Grades have been entered and the celebratory sushi has been consumed!
The cats and I are hanging out in Ann Arbor for a few days to see friends and family as well as relax. In preparation of our trip, I spent Sunday morning cleaning my apartment. It's looking pretty good now. Well, at least the living room/kitchen is, the bathroom and my bedroom are next on the list. The situation in those rooms never quite reached the crisis point.
It's amazing. My living room hasn't been that clean since Christmas ... basically since last semester ended and I went on a similar cleaning rampage. My coffee table is clean and clear of all paper. Since the end of January there's been at least a handful of student work on that table waiting to be graded. The cleanness was so pretty I had to leave it.

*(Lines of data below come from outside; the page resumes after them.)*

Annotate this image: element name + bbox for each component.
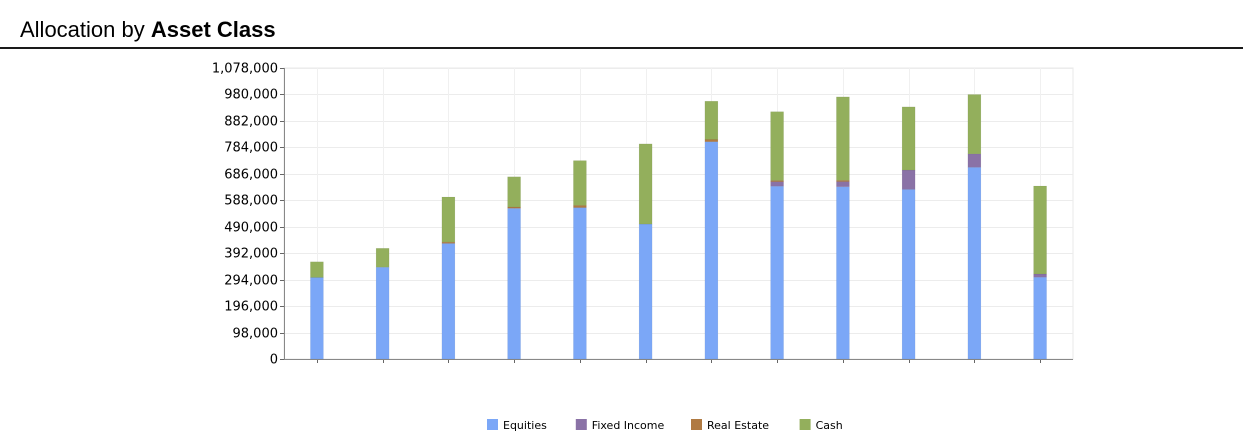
title-bold: Asset Class [150,17,276,42]
bar-segment-equities [770,185,784,360]
chart-header: Allocation by Asset Class [0,0,1243,49]
y-tick-label: 98,000 [233,327,279,342]
y-tick-label: 490,000 [224,221,278,236]
bar-segment-fixed-income [967,153,982,168]
bar-segment-equities [1033,276,1047,360]
legend-label: Cash [816,419,843,432]
bar-segment-equities [310,277,324,360]
bar-segment-fixed-income [901,169,916,190]
chart-title: Allocation by Asset Class [20,16,276,44]
legend-label: Equities [503,419,547,432]
bar-segment-equities [375,266,390,360]
legend: Equities Fixed Income Real Estate Cash [487,419,843,432]
bar-segment-equities [704,141,719,360]
y-tick-label: 882,000 [224,115,278,130]
y-tick-label: 294,000 [224,274,278,289]
legend-swatch [799,419,811,430]
bar-segment-equities [441,243,456,360]
bar-segment-cash [573,160,587,206]
axes: 0 98,000 196,000 294,000 392,000 490,000 588,0… [212,62,1073,368]
bar-segment-real-estate [770,180,784,182]
legend-swatch [575,419,587,430]
legend-item-cash: Cash [799,419,843,432]
bar-segment-cash [770,111,784,181]
bars [310,94,1047,360]
bar-segment-cash [1033,185,1047,275]
bar-segment-fixed-income [1033,273,1047,278]
bar-segment-cash [441,196,456,243]
bar-segment-cash [310,261,324,278]
y-tick-label: 0 [270,353,278,368]
bar-segment-equities [638,223,653,360]
title-prefix: Allocation by [20,17,145,42]
bar-segment-real-estate [573,205,587,208]
y-tick-label: 1,078,000 [212,62,278,77]
legend-label: Real Estate [707,419,769,432]
grid-lines [283,67,1074,360]
bar-segment-fixed-income [836,181,850,187]
legend-swatch [487,419,498,430]
bar-segment-cash [967,94,982,155]
bar-segment-equities [901,189,916,360]
legend-item-real-estate: Real Estate [691,419,769,432]
bar-segment-equities [967,167,982,360]
bar-segment-cash [375,248,390,268]
y-tick-label: 980,000 [224,88,278,103]
legend-item-equities: Equities [487,419,547,432]
y-tick-label: 196,000 [224,300,278,315]
bar-segment-cash [836,96,850,181]
bar-segment-equities [573,207,587,360]
y-tick-label: 588,000 [224,194,278,209]
y-tick-label: 392,000 [224,247,278,262]
bar-segment-equities [507,208,521,360]
plot-area [283,67,1074,360]
legend-item-fixed-income: Fixed Income [575,419,665,432]
bar-segment-cash [704,100,719,140]
y-tick-label: 784,000 [224,141,278,156]
bar-segment-cash [507,176,521,208]
bar-segment-cash [901,106,916,171]
bar-segment-equities [836,186,850,360]
bar-segment-cash [638,143,653,225]
y-tick-label: 686,000 [224,168,278,183]
legend-swatch [691,419,702,430]
legend-label: Fixed Income [592,419,665,432]
bar-segment-fixed-income [770,181,784,187]
bar-segment-real-estate [704,139,719,142]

Sunday afternoon I went to an editing party -- a wonderful idea orchestrated by the Ms. Corey. Corey has written a young adult zombie novel, with a fresh (and really cool) new twist on "zombie." It's hilarious ... or at least the parts I've read are. She's gotten some interest in it from the publishing world but was asked to make edits -- which she has been furiously working on for the past month -- and this is where the editing party comes in.

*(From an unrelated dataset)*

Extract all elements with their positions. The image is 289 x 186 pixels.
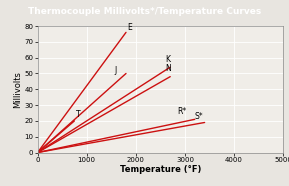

She invited as many of us over as could fit in her apartment, gave us food and two chapters each to proofread. We sat with our diet Coke and our red pens and hunted out the last of the typos hiding out in the pages, flagged confusing phrases, and debated the usage of commas.

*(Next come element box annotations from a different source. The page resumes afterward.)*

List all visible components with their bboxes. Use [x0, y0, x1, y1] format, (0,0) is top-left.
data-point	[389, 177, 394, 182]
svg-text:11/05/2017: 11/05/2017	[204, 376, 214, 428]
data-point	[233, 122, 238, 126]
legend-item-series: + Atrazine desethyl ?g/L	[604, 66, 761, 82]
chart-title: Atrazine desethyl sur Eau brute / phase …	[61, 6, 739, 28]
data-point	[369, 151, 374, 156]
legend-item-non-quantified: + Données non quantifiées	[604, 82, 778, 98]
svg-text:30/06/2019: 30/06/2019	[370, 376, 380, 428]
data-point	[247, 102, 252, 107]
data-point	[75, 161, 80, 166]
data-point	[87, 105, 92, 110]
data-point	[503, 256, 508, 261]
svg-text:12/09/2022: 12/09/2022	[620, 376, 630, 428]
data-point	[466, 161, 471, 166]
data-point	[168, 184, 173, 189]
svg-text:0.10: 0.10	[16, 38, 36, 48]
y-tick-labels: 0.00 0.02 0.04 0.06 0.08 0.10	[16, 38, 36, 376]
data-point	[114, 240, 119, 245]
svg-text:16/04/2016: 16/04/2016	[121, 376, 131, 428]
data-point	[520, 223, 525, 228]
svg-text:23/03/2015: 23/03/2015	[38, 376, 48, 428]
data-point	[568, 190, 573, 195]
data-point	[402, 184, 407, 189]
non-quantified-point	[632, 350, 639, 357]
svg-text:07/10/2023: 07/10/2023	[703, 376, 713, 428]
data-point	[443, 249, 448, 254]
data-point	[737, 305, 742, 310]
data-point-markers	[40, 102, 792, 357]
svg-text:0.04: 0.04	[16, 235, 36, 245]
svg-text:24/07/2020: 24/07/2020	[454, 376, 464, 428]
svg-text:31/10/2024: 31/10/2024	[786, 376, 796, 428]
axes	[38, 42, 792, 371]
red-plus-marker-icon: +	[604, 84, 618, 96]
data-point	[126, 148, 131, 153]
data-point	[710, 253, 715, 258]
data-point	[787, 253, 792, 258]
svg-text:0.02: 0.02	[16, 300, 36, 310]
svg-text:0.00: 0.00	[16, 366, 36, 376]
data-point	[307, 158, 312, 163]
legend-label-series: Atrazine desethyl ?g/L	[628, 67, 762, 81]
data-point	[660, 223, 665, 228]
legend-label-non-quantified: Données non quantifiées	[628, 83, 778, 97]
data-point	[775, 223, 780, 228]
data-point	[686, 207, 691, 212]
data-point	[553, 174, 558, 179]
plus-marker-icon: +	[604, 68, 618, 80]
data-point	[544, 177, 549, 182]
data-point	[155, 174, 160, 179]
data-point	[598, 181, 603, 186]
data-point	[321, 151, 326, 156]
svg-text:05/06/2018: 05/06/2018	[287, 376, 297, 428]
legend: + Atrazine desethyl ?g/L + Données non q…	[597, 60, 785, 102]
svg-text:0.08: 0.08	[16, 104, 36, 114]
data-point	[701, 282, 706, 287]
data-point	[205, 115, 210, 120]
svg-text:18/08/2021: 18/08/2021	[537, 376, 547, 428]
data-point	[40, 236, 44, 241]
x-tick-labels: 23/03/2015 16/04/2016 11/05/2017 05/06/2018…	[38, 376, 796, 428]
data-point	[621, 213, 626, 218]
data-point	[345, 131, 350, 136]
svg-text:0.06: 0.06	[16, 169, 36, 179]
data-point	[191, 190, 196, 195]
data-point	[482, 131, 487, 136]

Dude, how many English grad students does it take to figure out comma rules? Apparently five and a librarian.
The thing about comma rules is that they become more rigid in formal academic work and they get more flexible in novels and then very flexible in commercial novels. So we're trying to find that sweet spot between confusion, proper English, style, and readability. It's a difficult place to find.
All in all, it was a really great idea and something I hope happens again and again while I'm at the writing program. We got to socialize, Corey got proofreaders, and we felt like we were helping. I believe Ms. Corey has been very smart about this. Particularly that she's asked lots of people to read very small amounts rather than begging us to read the whole thing from beginning to end. However, there's quite a bit of interest in reading the whole thing beginning to end now that we've gotten a taste of it!